I turned back to the forms I'd seen above the water, but they had disappeared. I heard voices approaching, the sound of footsteps rustling through the undergrowth and fallen leaves, for it was the beginning of the autumn, from the somewhere across the brook. They sounded young. A couple male voices, and then a few female voices as well. Suddenly they popped into view, coming through the trees, all of them wearing colored vests, looking medieval, that made them stand out like brightly colored birds against the dark and mossy tree trunks. They carried long walking sticks, a bit taller than themselves, which were slightly twisted, not milled, and shiny from much handling.

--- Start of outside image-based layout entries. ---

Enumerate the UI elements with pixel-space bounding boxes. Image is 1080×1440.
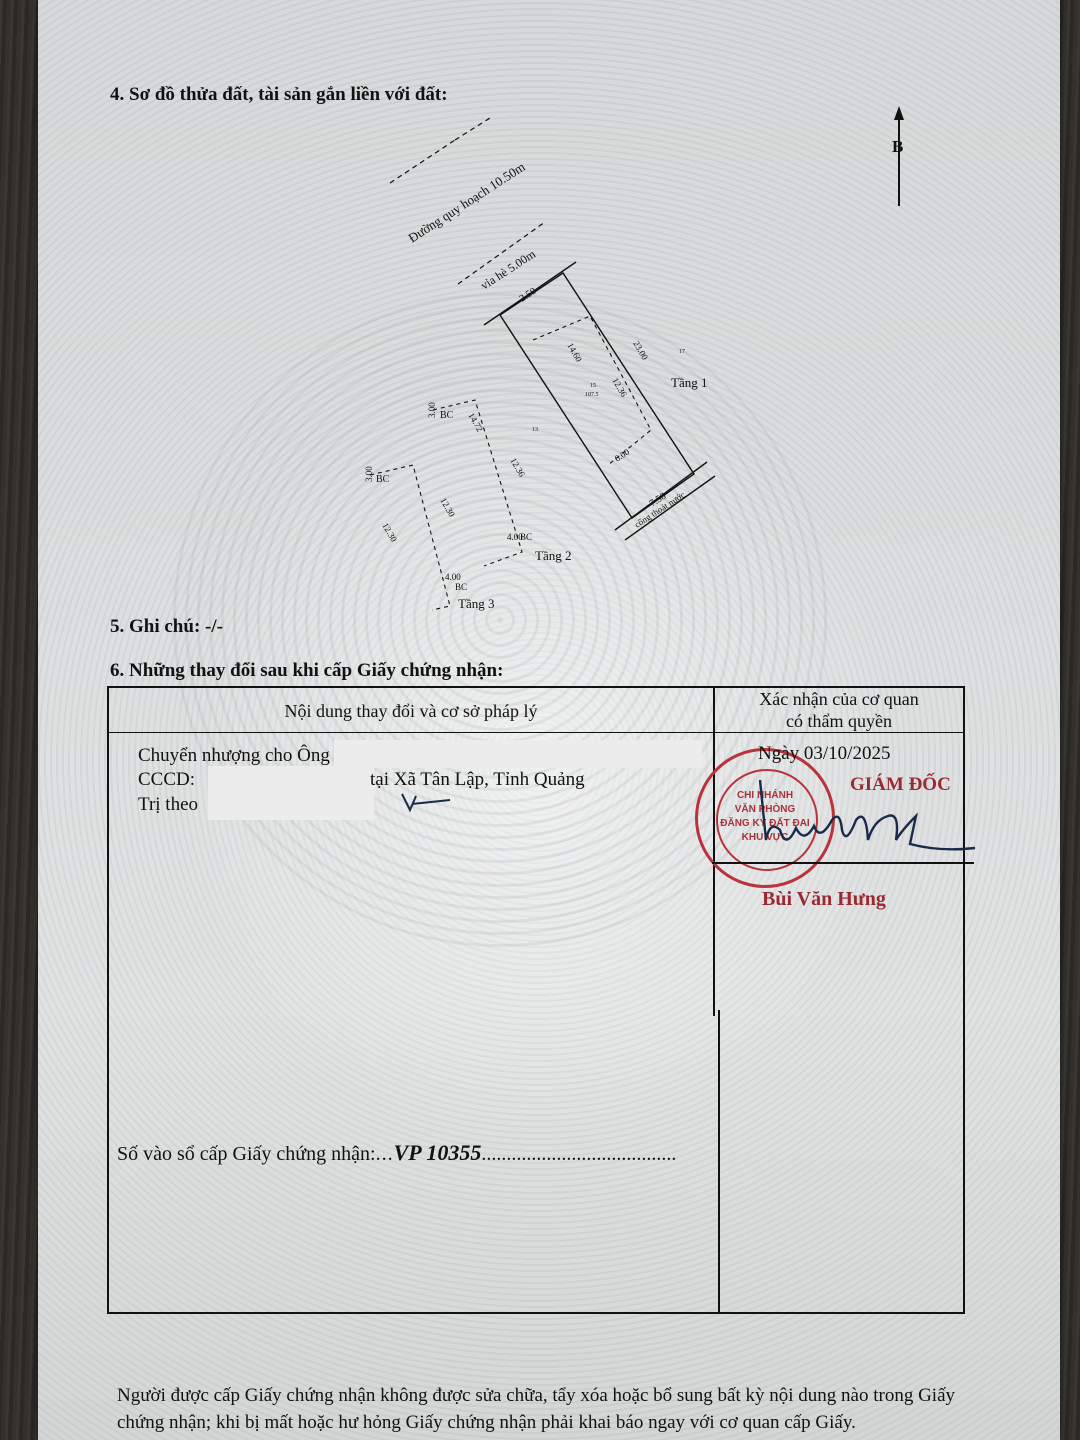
signer-name: Bùi Văn Hưng (762, 888, 886, 911)
svg-text:17: 17 (679, 349, 685, 355)
svg-text:3.00: 3.00 (364, 466, 374, 482)
transfer-line: Chuyển nhượng cho Ông (138, 744, 330, 768)
svg-text:12.36: 12.36 (508, 456, 527, 479)
svg-text:12.36: 12.36 (610, 376, 629, 399)
road-label: Đường quy hoạch 10.50m (405, 159, 527, 246)
sidewalk-label: vỉa hè 5.00m (478, 246, 538, 292)
svg-text:4.00: 4.00 (445, 572, 461, 582)
svg-text:BC: BC (520, 532, 532, 542)
header-authority-line2: có thẩm quyền (715, 710, 963, 732)
registry-label: Số vào sổ cấp Giấy chứng nhận: (117, 1143, 376, 1165)
header-change-content: Nội dung thay đổi và cơ sở pháp lý (109, 700, 713, 722)
svg-text:15: 15 (590, 383, 596, 389)
svg-text:BC: BC (440, 410, 454, 421)
svg-text:6.00: 6.00 (613, 446, 632, 463)
header-authority-line1: Xác nhận của cơ quan (715, 688, 963, 710)
id-line: CCCD: (138, 768, 195, 792)
basis-line: Trị theo (138, 793, 198, 817)
footer-warning: Người được cấp Giấy chứng nhận không đượ… (117, 1382, 997, 1436)
svg-text:107.5: 107.5 (585, 392, 599, 398)
redacted-id (208, 766, 374, 820)
registry-value: VP 10355 (394, 1140, 482, 1165)
column-divider-lower (718, 1010, 720, 1312)
svg-text:14.72: 14.72 (466, 411, 485, 434)
approval-date: Ngày 03/10/2025 (758, 742, 890, 766)
land-plot-diagram: B Đường quy hoạch 10.50m vỉa hè 5.00m 2.… (0, 0, 1080, 640)
registry-number: Số vào sổ cấp Giấy chứng nhận:...VP 1035… (117, 1140, 676, 1166)
svg-text:12.30: 12.30 (438, 496, 457, 519)
north-label: B (892, 137, 903, 156)
svg-text:14.60: 14.60 (565, 341, 584, 364)
svg-text:BC: BC (376, 474, 390, 485)
svg-text:3.00: 3.00 (427, 402, 437, 418)
address-fragment: tại Xã Tân Lập, Tỉnh Quảng (370, 768, 585, 792)
section-5-notes: 5. Ghi chú: -/- (110, 616, 223, 638)
svg-text:23.00: 23.00 (631, 339, 650, 362)
floor-3-label: Tầng 3 (458, 596, 494, 611)
signature-underline (712, 862, 974, 864)
initial-mark (400, 790, 460, 814)
north-arrow-icon: B (892, 106, 904, 206)
svg-text:13: 13 (532, 427, 538, 433)
floor-1-label: Tầng 1 (671, 375, 707, 390)
section-6-title: 6. Những thay đổi sau khi cấp Giấy chứng… (110, 660, 503, 682)
floor-2-label: Tầng 2 (535, 548, 571, 563)
svg-text:BC: BC (455, 582, 467, 592)
redacted-name (334, 740, 702, 768)
svg-text:12.30: 12.30 (380, 521, 399, 544)
signature (750, 780, 980, 870)
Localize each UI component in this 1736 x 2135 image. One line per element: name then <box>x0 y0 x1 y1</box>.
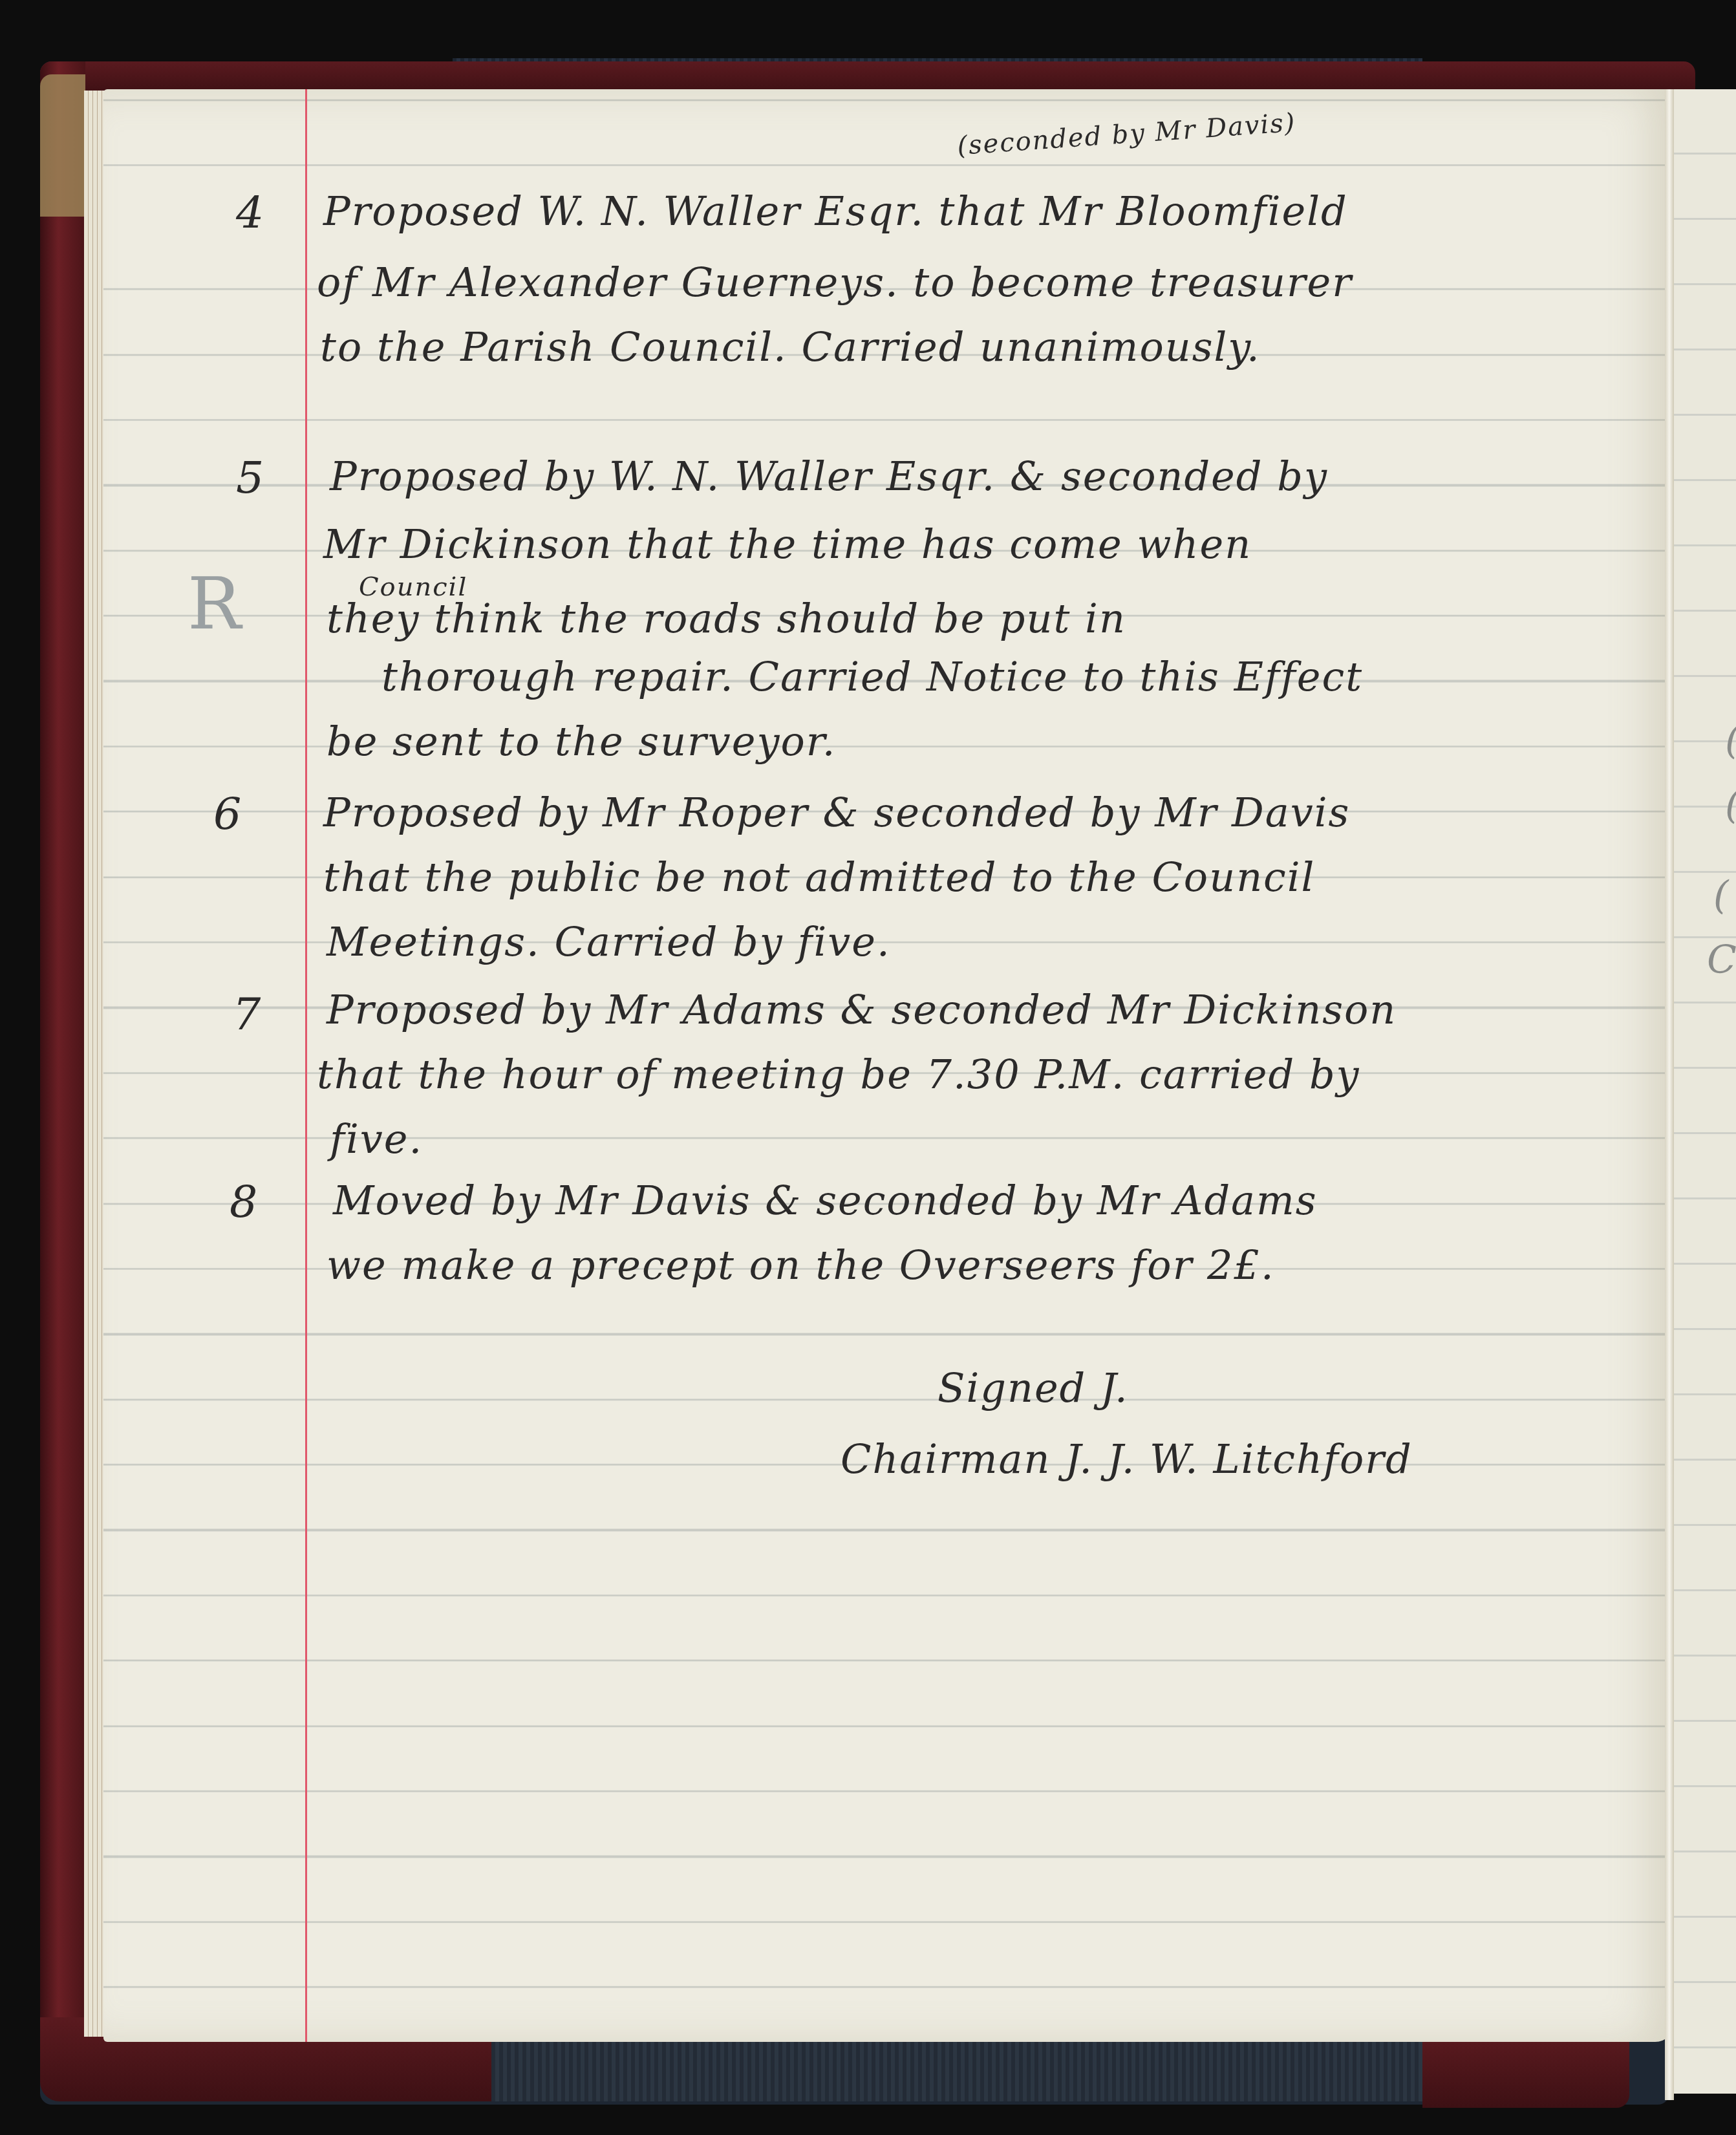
page-fold <box>1665 89 1674 2100</box>
leather-binding-left <box>40 61 85 2040</box>
item-line: Proposed by Mr Adams & seconded Mr Dicki… <box>327 986 1397 1033</box>
facing-page <box>1669 89 1736 2094</box>
item-line: five. <box>330 1115 423 1163</box>
item-line: they think the roads should be put in <box>327 595 1126 642</box>
item-line: we make a precept on the Overseers for 2… <box>327 1241 1275 1289</box>
item-number: 8 <box>230 1177 257 1228</box>
facing-page-fragment: C <box>1707 938 1736 983</box>
item-line: Moved by Mr Davis & seconded by Mr Adams <box>333 1177 1318 1224</box>
item-line: Meetings. Carried by five. <box>327 918 891 965</box>
item-line: Proposed by W. N. Waller Esqr. & seconde… <box>330 453 1328 500</box>
signature-chairman: Chairman J. J. W. Litchford <box>841 1435 1413 1483</box>
item-line: be sent to the surveyor. <box>327 718 836 765</box>
item-line: Proposed W. N. Waller Esqr. that Mr Bloo… <box>323 188 1348 235</box>
item-line: Mr Dickinson that the time has come when <box>323 520 1252 568</box>
item-number: 5 <box>236 453 264 504</box>
item-line: that the public be not admitted to the C… <box>323 853 1315 901</box>
item-line: that the hour of meeting be 7.30 P.M. ca… <box>317 1051 1360 1098</box>
item-number: 6 <box>213 789 241 840</box>
item-line: Proposed by Mr Roper & seconded by Mr Da… <box>323 789 1350 836</box>
facing-page-fragment: ( <box>1725 782 1736 828</box>
margin-rule <box>305 89 307 2042</box>
facing-page-fragment: ( <box>1725 718 1736 763</box>
signature-signed: Signed J. <box>938 1364 1129 1411</box>
item-line: thorough repair. Carried Notice to this … <box>381 653 1363 700</box>
leather-corner-bottom-right <box>1422 2037 1629 2108</box>
item-line: to the Parish Council. Carried unanimous… <box>320 323 1261 370</box>
pencil-margin-mark: R <box>188 563 241 645</box>
worn-corner <box>40 74 85 217</box>
item-number: 7 <box>233 989 261 1040</box>
item-number: 4 <box>236 188 264 239</box>
item-line: of Mr Alexander Guerneys. to become trea… <box>317 259 1353 306</box>
facing-page-fragment: ( <box>1713 873 1728 918</box>
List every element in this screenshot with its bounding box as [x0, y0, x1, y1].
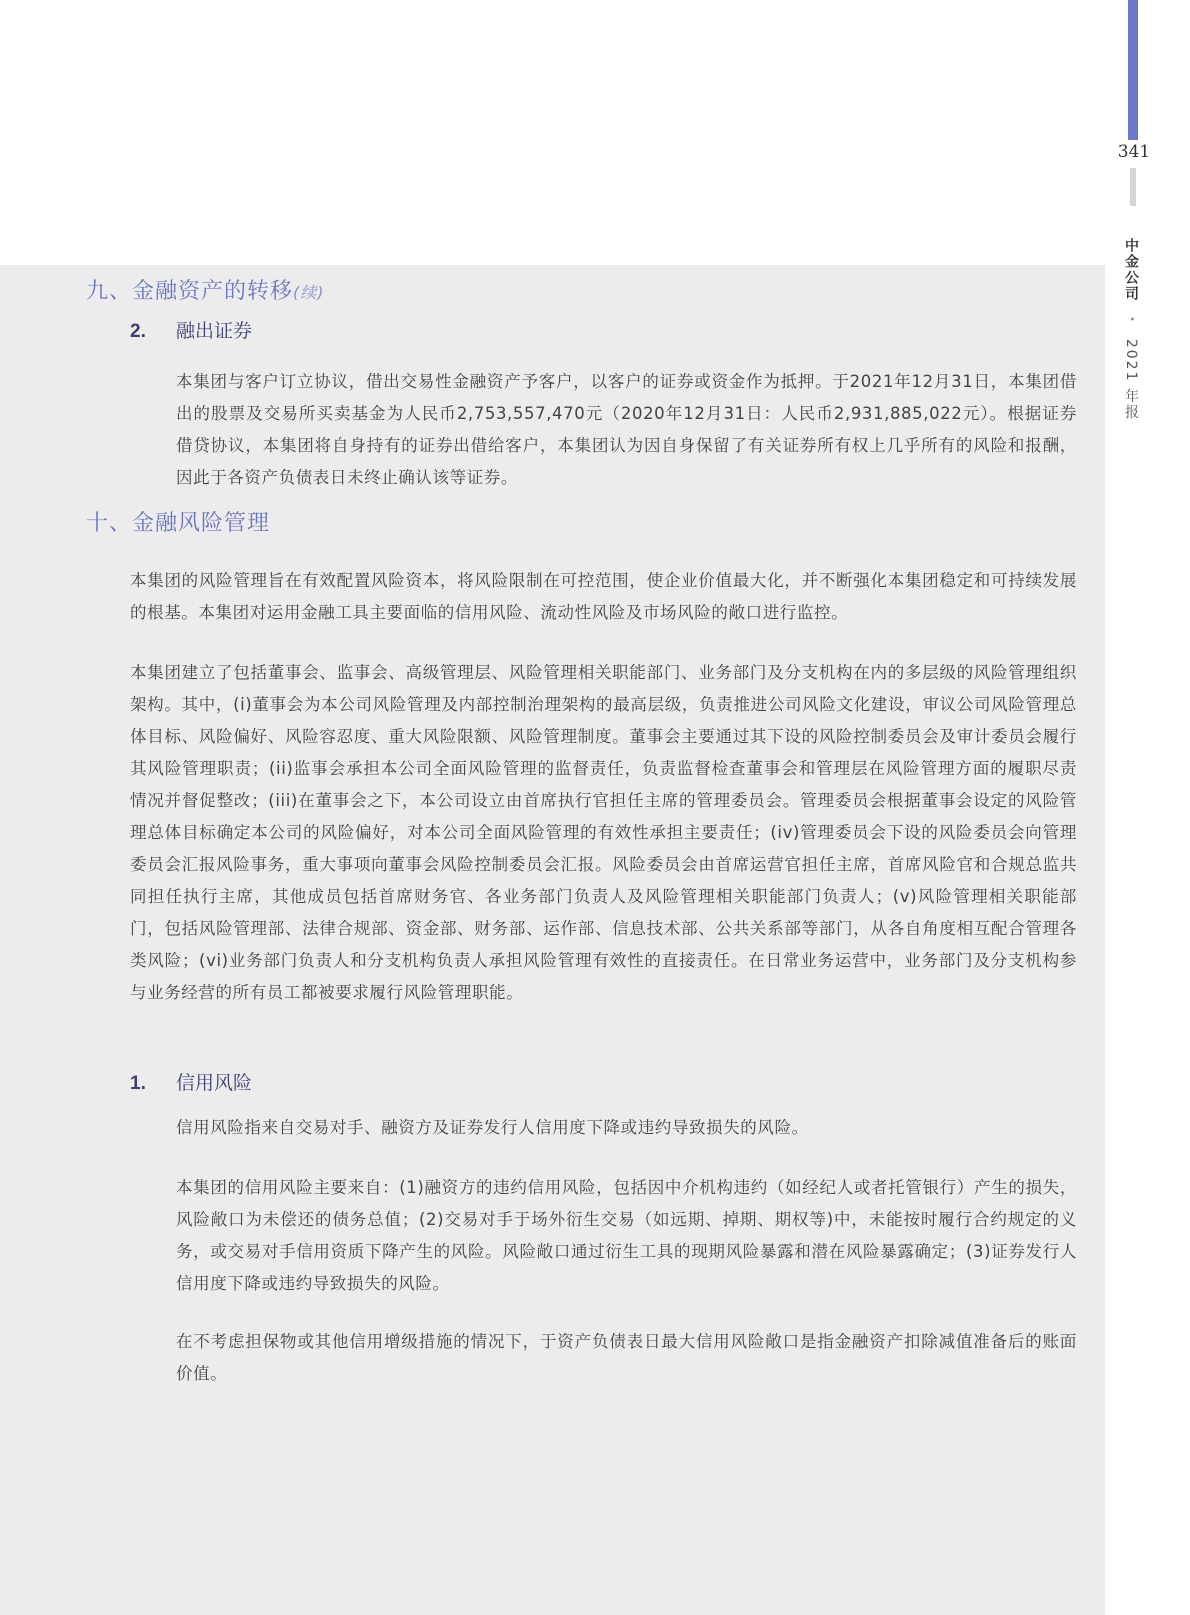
paragraph-credit-risk-sources: 本集团的信用风险主要来自：(1)融资方的违约信用风险，包括因中介机构违约（如经纪… — [176, 1172, 1077, 1300]
section-heading-9: 九、金融资产的转移(续) — [86, 274, 325, 305]
running-header: 中金公司 • 2021 年报 — [1121, 238, 1141, 421]
subsection-heading-securities-lending: 2.融出证券 — [130, 316, 252, 343]
paragraph-max-credit-exposure: 在不考虑担保物或其他信用增级措施的情况下，于资产负债表日最大信用风险敞口是指金融… — [176, 1326, 1077, 1390]
subsection-title: 融出证券 — [176, 320, 252, 342]
subsection-number: 1. — [130, 1073, 176, 1095]
paragraph-risk-management-structure: 本集团建立了包括董事会、监事会、高级管理层、风险管理相关职能部门、业务部门及分支… — [130, 657, 1077, 1009]
page-accent-bar — [1128, 0, 1138, 140]
separator-dot: • — [1126, 316, 1137, 324]
report-name: 2021 年报 — [1123, 339, 1139, 421]
paragraph-risk-management-intro: 本集团的风险管理旨在有效配置风险资本，将风险限制在可控范围，使企业价值最大化，并… — [130, 565, 1077, 629]
page-divider-bar — [1130, 168, 1136, 206]
subsection-heading-credit-risk: 1.信用风险 — [130, 1068, 252, 1095]
section-heading-10: 十、金融风险管理 — [86, 506, 270, 537]
paragraph-credit-risk-definition: 信用风险指来自交易对手、融资方及证券发行人信用度下降或违约导致损失的风险。 — [176, 1112, 1077, 1144]
subsection-title: 信用风险 — [176, 1072, 252, 1094]
subsection-number: 2. — [130, 321, 176, 343]
section-title: 十、金融风险管理 — [86, 511, 270, 536]
company-name: 中金公司 — [1123, 238, 1139, 302]
continued-label: (续) — [293, 283, 325, 302]
page-number: 341 — [1112, 142, 1156, 162]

When they saw me – stunned and perhaps looking dumbfounded with my mouth hanging open in surprise, and motionless as if frozen in the middle of the brook – they called out my name with such joy, I almost fell backwards. They hoisted their sticks in the air in happy salute, and hurried towards me, though the undergrowth made it hard to hurry. I turned for a moment to see if my fairy had some clue for me as to who they were, but she had disappeared. As they approached, though, I could make out that one of the women had her hair in exactly the same messy ponytail, with the same face. It was indeed her, in a different form! I didn't want to appear rude, or unfriendly, so I crossed carefully to their side of the water, and they offered their hands to steady me as I climbed out.

You made it! Some were saying. Others put a hand on my shoulder. You haven't changed a bit, one said. Nice work, finding this exact spot of our rendezvous, out of all the moments in the history of the planet, and all the spots on its surface. You are still the master navigator you always were. I was speechless, confused, like someone with amnesia, or a visitor from another planet, and yet somehow deeply relieved. My mind was racing, but my heart felt connected to theirs, and the tears streaming down my cheeks were tears of joy, of being reunited with friends – or perhaps much more than friends – it would take me some time to remember.